Le gouvernement Sellal a tenté d’en profiter en associant Nabni à une ou deux réunions tripartites importantes. Il a sans doute compris à cette occasion combien il était important de se faire aider pour réfléchir et a fait le pas de créer une task force pour penser un autre modèle de croissance économique. En 2014, le candidat Ali Benflis s’est inspiré d’une partie des mesures de Nabni pour formuler certaines pistes programmatiques. Cette tendance à mettre de l’intelligence et de l’expertise dans la formulation des offres politiques est brutalement retombée depuis deux ou trois ans.

Le énième retour d’Ahmed Ouyahia et l’ossification politique qui a annoncé, dès lors, les prolongations du 5e mandat ont avorté l’embryon de séquence «intelligente» du système. La réflexion, à peine envisagée, a été éconduite au profit d’une feuille de route simple. Ne rien changer pour ne pas gêner une continuité de la présidence Bouteflika. Dès lors, tout l’écosystème de la production d’idées en a pâti. Pourquoi réfléchir s’il n’existe aucune possibilité de traduire les fruits de la réflexion en conseils et en audience ?

L’élection présidentielle est toutefois une occasion pour faire le tri dans les propositions de réformes et de leur déroulé, déployées ces dernières années et de les articuler en programme quinquennal. Cela ne servira à rien, car c’est le 5e mandat qui débutera le lendemain du scrutin du 18 avril… Réfléchir et produire n’est pas une option. C’est la nécessité vertigineuse d’un monde qui se transforme à la vitesse d’un flux de giga-data.

Les Algériens, affligés par l’annonce de la candidature de Abdelaziz Bouteflika à sa propre succession, peuvent toujours se consoler en regardant du côté des états-Unis. Le président Trump est prêt à entrer dans une crise institutionnelle sans précédent depuis l’affaire du Watergate pour obtenir 7 milliards de dollars de fonds publics. Il vient d’acter l’article sur la situation d’urgence qui lui permet en théorie de passer outre le vote parlementaire pour mobiliser ces fonds.

Grave atteinte à la Constitution américaine qui ne prévoit quasiment ce cas que dans les situations de guerre. Mais pourquoi donc Donald Trump a-t-il infligé aux Américains une shutdown record et maintenant un viol constitutionnel pour obtenir un financement public ? Parce qu’il ne veut pas arriver aux élections de novembre 2020 sans avoir réalisé sa principale promesse électorale, le parachèvement d’un mur sur toute la longueur de la frontière de son pays avec le Mexique.

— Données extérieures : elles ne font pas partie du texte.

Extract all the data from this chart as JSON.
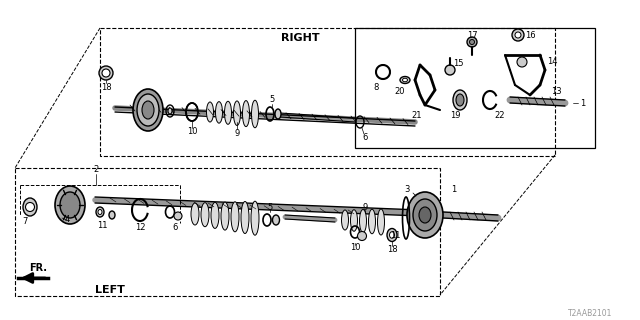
{
  "bg_color": "#ffffff",
  "diagram_code": "T2AAB2101",
  "right_label": "RIGHT",
  "left_label": "LEFT",
  "fr_label": "FR."
}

Les élus pensent majoritairement, une partie des républicains comprise, qu’il n’y a rien qui se déroule à la frontière avec le Mexique qui justifie le recours à l’artifice souverain de l’urgence. La bataille de procédure promet d’être longue. Trump sait qu’il a peu de chance de la gagner.

Il veut arriver en campagne de réélection en 2020 en pouvant affirmer que la construction de son mur a été empêchée par une coalition de l’establishement. S’engager sur des propositions concrètes dans son programme électoral est un risque. C’est le risque démocratique de l’alternance.